Over the past several months, as I have been working on a book about overcoming rejection, I have waded through memories and remembered the painful pricks that came with each specific moment of rejection. This has made for a long journey. Fortunately, it is not a journey that I have walked alone.

Almost every significant spiritual giant in the Bible had to overcome rejection. Noah persevered as others laughed at him for building a wooden boat the size of an ocean liner. Elisha’s remarkable ministry began in a swirl of ridicule as 40 youth insulted him. A Moabite widow, Ruth, was an outsider who was forced to scavenge for food in a foreign land. Gideon was the lowliest member from the lowliest clan of the weakest tribe in all of occupied Israel. David’s brave offer to fight Goliath was initially rejected by Saul.
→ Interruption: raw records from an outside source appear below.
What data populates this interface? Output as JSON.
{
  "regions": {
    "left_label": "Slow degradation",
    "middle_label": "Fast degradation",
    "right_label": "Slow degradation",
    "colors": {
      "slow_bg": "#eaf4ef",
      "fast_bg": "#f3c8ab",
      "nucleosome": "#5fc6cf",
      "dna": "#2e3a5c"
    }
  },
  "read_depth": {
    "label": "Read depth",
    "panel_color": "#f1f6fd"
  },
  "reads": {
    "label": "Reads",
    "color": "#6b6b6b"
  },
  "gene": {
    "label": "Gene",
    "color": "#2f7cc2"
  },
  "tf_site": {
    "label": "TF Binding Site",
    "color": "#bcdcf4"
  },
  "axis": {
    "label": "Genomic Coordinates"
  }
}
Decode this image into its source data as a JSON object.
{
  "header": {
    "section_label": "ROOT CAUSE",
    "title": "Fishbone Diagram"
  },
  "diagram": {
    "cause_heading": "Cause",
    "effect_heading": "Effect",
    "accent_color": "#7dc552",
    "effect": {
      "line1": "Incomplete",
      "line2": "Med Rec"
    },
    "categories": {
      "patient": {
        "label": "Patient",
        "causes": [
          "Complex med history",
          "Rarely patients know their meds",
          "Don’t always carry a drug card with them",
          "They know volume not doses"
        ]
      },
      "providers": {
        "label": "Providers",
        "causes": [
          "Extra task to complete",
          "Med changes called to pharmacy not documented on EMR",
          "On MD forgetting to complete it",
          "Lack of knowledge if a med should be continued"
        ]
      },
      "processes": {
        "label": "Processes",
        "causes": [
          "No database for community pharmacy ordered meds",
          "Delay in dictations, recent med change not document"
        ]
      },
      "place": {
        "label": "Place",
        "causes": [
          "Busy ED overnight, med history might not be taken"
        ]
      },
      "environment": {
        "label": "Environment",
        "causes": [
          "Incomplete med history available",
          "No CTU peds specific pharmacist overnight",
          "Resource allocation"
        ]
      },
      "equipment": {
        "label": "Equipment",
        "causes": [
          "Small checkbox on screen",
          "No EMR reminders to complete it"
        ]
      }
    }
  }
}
Isaiah was reviled for his prophesies. Daniel was thrown into a lion’s den by 120 rulers that he governed. Jeremiah, the “Weeping Prophet,” was viewed as a traitor by the Israelites for prophesying God’s impending judgment. Jesus Himself was rejected in His own hometown.

The character of these mighty men and women of faith was forged by their journey of overcoming rejection. They broke free of the issues that cropped up in their lives and pursued their divine destiny. They overcame, but others could not break free of this pitfall, and their stories were full of lost potential, loneliness, and pain.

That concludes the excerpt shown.